L'avevamo lasciata due anni fa, distrutta per la fine del suo matrimonio e col cuore grondante dolore, angoscia e beat oscuri. Adesso che quella ferita si è rimarginata, Björk è nuovamente pronta a risvegliare i suoi sensi e a cercare l'amore, non soltanto quello carnale per carità, per una freak come lei sarebbe fin troppo banale. È la natura l'oggetto del suo desiderio sessuale, in un bucolico amplesso col creato che però stavolta è tanto distante dai panorami vulcanici di "Homogenic" quanto da quelli coperti dalla fitta coltre nevosa di "Vespertine". Quella decantata in "Utopia" non è la natura brulla ed estrema della sua Islanda ma somiglia più a un rigoglioso paradiso terrestre in cui convivono arpe angeliche e cascate di flauti, cinguettii e versi di cetacei, tanti riverberi di voci e luce ("The Gate") e qualche giocosa drum machine ("Courtship"). Dismessi i panni della moglie abbondonata e quelli della fredda maestrina di scienze, Björk torna a indossare, forse con vera convinzione per la prima volta, quelli di un elfo letteralmente in estasi dinanzi a uno scenario così fiabesco ("Arisen My Senses").
Come in ogni favola che si rispetti, però, il raggiungimento di un lieto fine non sarebbe possibile senza qualche imprevisto. Che si tratti di una ringhiosa bestia feroce o di inaspettate scosse di terremoto (gli strascichi del divorzio in "Sue Me" e una pirotecnica "Losss", i momenti più electro-vintage in scaletta), Björk sembra non farci caso e non perdere la flemma. Armata di ottimismo e del suo flauto continua indisturbata, forse giusto un po' titubante ("Claimstaker"), a fare "Tabula Rasa" dei demoni del passato e declamare l'agognata serenità sino alla placida chiusura con la voluttuosa "Saint" e la conciliante "Future Forever".
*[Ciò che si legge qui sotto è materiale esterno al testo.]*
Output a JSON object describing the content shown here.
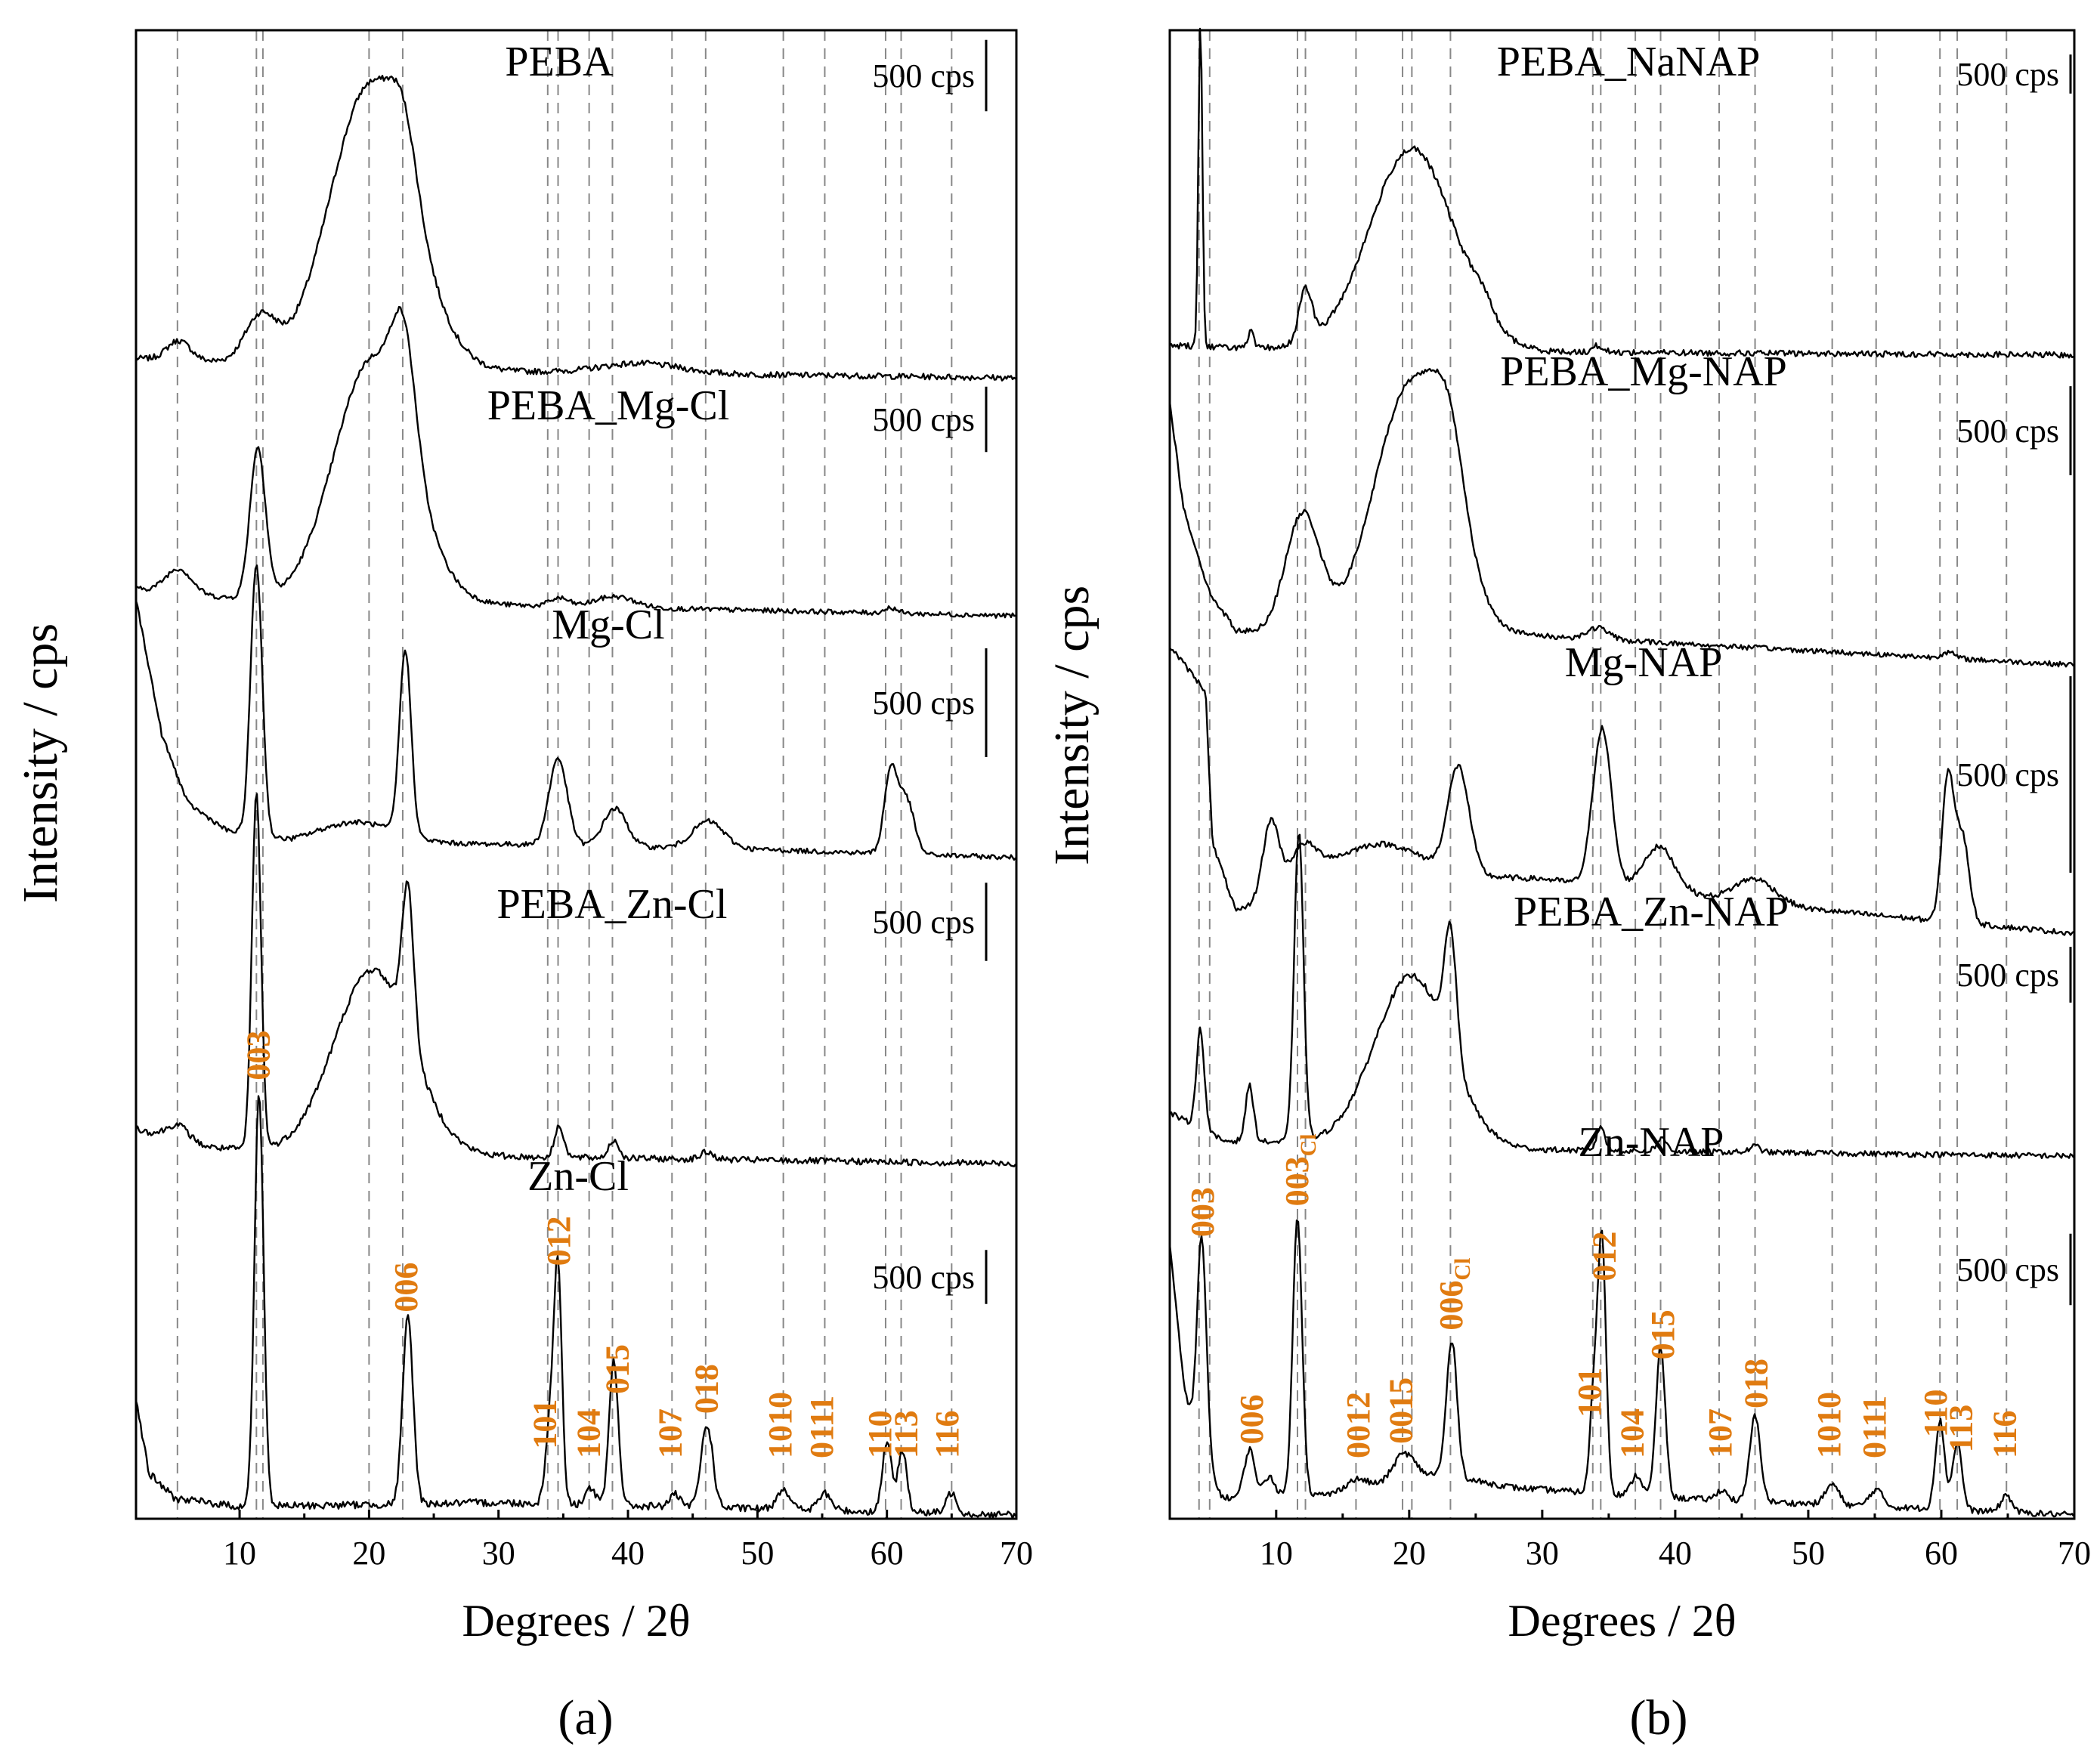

È davvero un peccato che per raggiungere l'obiettivo l'islandese smarrisca più di una volta il filo della melodia e si dilunghi un po' troppo ("Blissing Me" e "Body Memory") come spesso accaduto nelle sue ultime prove.
Ad accompagnarla nuovamente in questo lungo e onirico viaggio, un'altra creatura poco convenzionale come il venezuelano Arca (stavolta coinvolto sin dalla nascita del progetto), rispettoso come non mai delle trame björkiane e dei trascorsi della sua musa. Nutre per lei un'ammirazione talmente forte da calarsi senza problemi in un contesto meno cupo del suo solito ma pur sempre barocco e da non farle notare che forse la scenografia di questo abbacinante fantasy è più compiuta della sua sceneggiatura.
Una maggiore concisione avrebbe sicuramente evitato facili ma non campate per aria accuse di pretenziosità, ma è risaputo che quando i sensi sono ormai inebriati e l'euforia raggiunta, è facile perdere la cognizione del tempo che passa.